Allerdings würde das die Erzkonservativen extrem verärgern - sie könnten Boehner künftig das Leben noch schwerer machen, beispielsweise, indem sie in seinem Wahlkreis einen Gegenkandidaten aufstellen.

Gibt es überhaupt einen Gewinner bei dem ganzen Fiasko?

Nein. Die Amerikaner machen zwar hauptsächlich die Republikaner für die verfahrene Situation verantwortlich, doch das Chaos zeigt, dass im politischen Washington derzeit kaum zu regieren ist. Bei wichtigen Themen wie dem Haushalt fanden die Lager in den vergangenen Jahrzehnten aus Staatsräson fast immer einen Kompromiss, nun ist alles Teil des politischen Spiels.

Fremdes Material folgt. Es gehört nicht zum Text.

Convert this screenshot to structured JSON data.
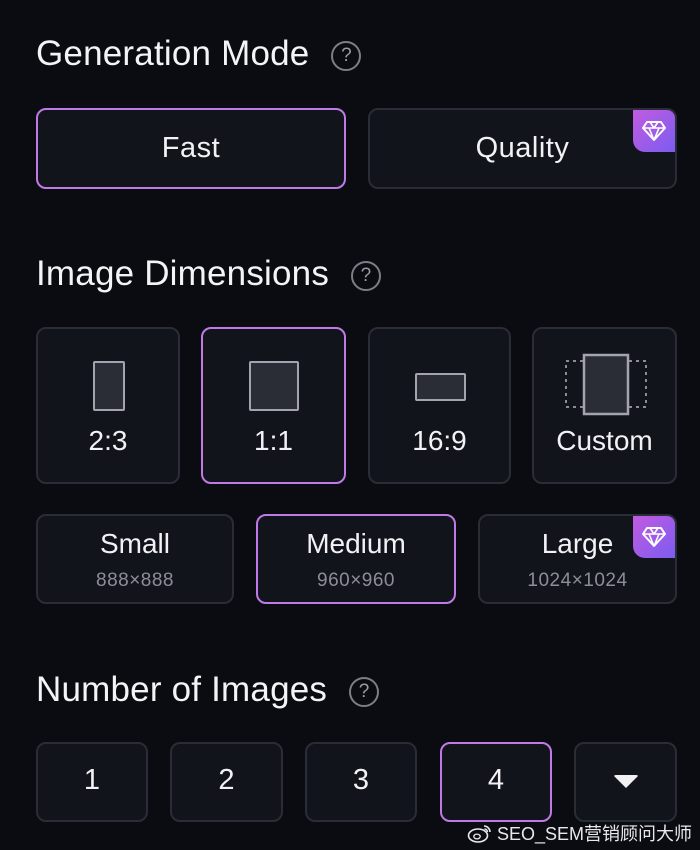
{
  "generation_mode": {
    "title": "Generation Mode",
    "help_glyph": "?",
    "options": [
      {
        "label": "Fast",
        "selected": true,
        "premium": false
      },
      {
        "label": "Quality",
        "selected": false,
        "premium": true
      }
    ]
  },
  "image_dimensions": {
    "title": "Image Dimensions",
    "help_glyph": "?",
    "ratios": [
      {
        "label": "2:3",
        "selected": false
      },
      {
        "label": "1:1",
        "selected": true
      },
      {
        "label": "16:9",
        "selected": false
      },
      {
        "label": "Custom",
        "selected": false
      }
    ],
    "sizes": [
      {
        "name": "Small",
        "pixels": "888×888",
        "selected": false,
        "premium": false
      },
      {
        "name": "Medium",
        "pixels": "960×960",
        "selected": true,
        "premium": false
      },
      {
        "name": "Large",
        "pixels": "1024×1024",
        "selected": false,
        "premium": true
      }
    ]
  },
  "number_of_images": {
    "title": "Number of Images",
    "help_glyph": "?",
    "options": [
      {
        "label": "1",
        "selected": false
      },
      {
        "label": "2",
        "selected": false
      },
      {
        "label": "3",
        "selected": false
      },
      {
        "label": "4",
        "selected": true
      }
    ],
    "more_icon": "caret-down-icon"
  },
  "watermark": {
    "text": "SEO_SEM营销顾问大师"
  },
  "colors": {
    "background": "#0b0c12",
    "card": "#12141c",
    "card_border": "#2a2c36",
    "selected_border": "#c07ae6",
    "premium_gradient_start": "#c25be0",
    "premium_gradient_end": "#7b5cf0"
  },
  "icons": {
    "help": "question-circle-icon",
    "premium": "diamond-icon"
  }
}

Diese Gewissheit hat nun auch Obama, dem viele Kritiker vorwerfen, einen allzu harten Kurs gefahren und wie so häufig wenig Einfühlungsvermögen in die Befindlichkeiten des Kongresses gezeigt zu haben. Der US-Präsident muss nun mit den Folgen des Theaters leben, zu denen ein geringeres Wirtschaftswachstum sowie ein beschädigter Ruf Amerikas und seiner Institutionen gehören - auch bei Investoren. Das Vertrauen, dass die USA ihren Verpflichtungen immer nachkommen werden, ist auch ohne Zahlungsunfähigkeit angekratzt. Für ein Land, das als Rückgrat der Weltwirtschaft und Ankerpunkt des Finanzsystems gilt, vermitteln die USA derzeit keinen guten Eindruck.